Data Analytics Report
Order Code: 26463_960
Question Task Id: 0
Assignment : Analytics Report
The purpose of this task is to provide students with practical experience in writing a data analytical report to provide useful insights, pattern and trends in a chosen dataset in the light of a set of tasks required within this document. This dataset will be chosen from the UC Irvine Machine Learning Repository1. This activity will give students the opportunity to show innovation and creativity in applying the WEKA data mining software, and designing useful visualization and data mining solutions presented as an analytics report.
You will use an analytical tool (i.e. WEKA) to explore, analyse and visualise a dataset of your choosing. An important part of this work is preparing a good quality report, which details your choices, content, and analysis, and that is of an appropriate style.
The aim is to use the data set allocated to provide interesting insights, trends and patterns amongst the data. Your intended audience is the CEO and middle management of the Company for whom you are employed, and who have tasked you with this analysis.
Task 1 - Data choice. Choose any dataset from the repository that has at least five attributes, and for which the default task is classification. Transform this dataset into the ARFF format required by WEKA.
Task 2 - Background information. Write a description of the dataset and project, and its importance for the organization. Provide an overview of what the dataset is about, including from where and how it has been gathered, and for what purpose. Discuss the main benefits of using data mining to explore datasets such as this. This discussion should be suitable for a general audience. Information must come from at least two appropriate sources be appropriately referenced.
Task 3 - Data description. Describe how many instances does the dataset contain, how many attributes there are in the dataset, their names, and include which is the class attribute. Include in your description details of any missing values, and any other relevant characteristics. For at least 5 attributes, describe what is the range of possible values of the attributes, and visualise these in a graphical format.

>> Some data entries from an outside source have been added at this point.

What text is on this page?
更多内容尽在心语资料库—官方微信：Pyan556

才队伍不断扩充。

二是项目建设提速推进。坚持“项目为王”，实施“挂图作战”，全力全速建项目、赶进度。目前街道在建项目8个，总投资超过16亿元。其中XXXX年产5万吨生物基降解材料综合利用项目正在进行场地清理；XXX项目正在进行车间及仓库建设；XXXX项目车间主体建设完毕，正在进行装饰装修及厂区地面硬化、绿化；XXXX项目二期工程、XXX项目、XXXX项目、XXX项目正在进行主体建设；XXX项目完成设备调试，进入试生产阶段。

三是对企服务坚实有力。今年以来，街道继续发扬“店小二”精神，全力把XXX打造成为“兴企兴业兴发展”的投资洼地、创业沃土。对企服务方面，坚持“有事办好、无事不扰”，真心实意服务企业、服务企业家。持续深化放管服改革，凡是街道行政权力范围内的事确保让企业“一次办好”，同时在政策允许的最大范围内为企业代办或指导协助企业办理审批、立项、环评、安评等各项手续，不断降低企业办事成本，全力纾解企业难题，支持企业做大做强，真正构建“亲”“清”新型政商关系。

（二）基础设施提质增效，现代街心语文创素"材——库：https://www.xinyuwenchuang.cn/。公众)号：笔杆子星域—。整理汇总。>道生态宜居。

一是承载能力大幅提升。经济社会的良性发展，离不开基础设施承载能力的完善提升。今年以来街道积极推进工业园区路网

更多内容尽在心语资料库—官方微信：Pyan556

Task 4 Data preprocessing. Preprocess the dataset attributes using WEKA's filters. Useful techniques will include remove certain attributes, exploring different ways of discretizing continuous attributes and replacing missing values. Discretizing is the conversion of numeric attributes into "nominal" ones by binning numeric values into intervals2. Missing values in ARFF files are represented with the character "?"3. If you replaced missing values explain what strategy you used to select a replacement of the missing values. Use and describe at least three different preprocessing techniques.
Task 5 Data mining. Compare and contrast at least three different data mining algorithms on your data, for instance:. k-nearest neighbour, Apriori association rules, decision tree induction. For each experiment you ran describe: the data you used for the experiments, that is, did you use the entire dataset of just a subset of it. You must include screenshots and results from the techniques you employ.
Task 6 Discussion of findings. Explain your results and include the usefulness of the approaches for the purpose of the analysis. Include any assumptions that you may have made about the analysis. In this discussion you should explain what each algorithm provides to the overall analysis task. Summarize your main findings.
Task 7 Report writing. Present your work in the form of an analytics report.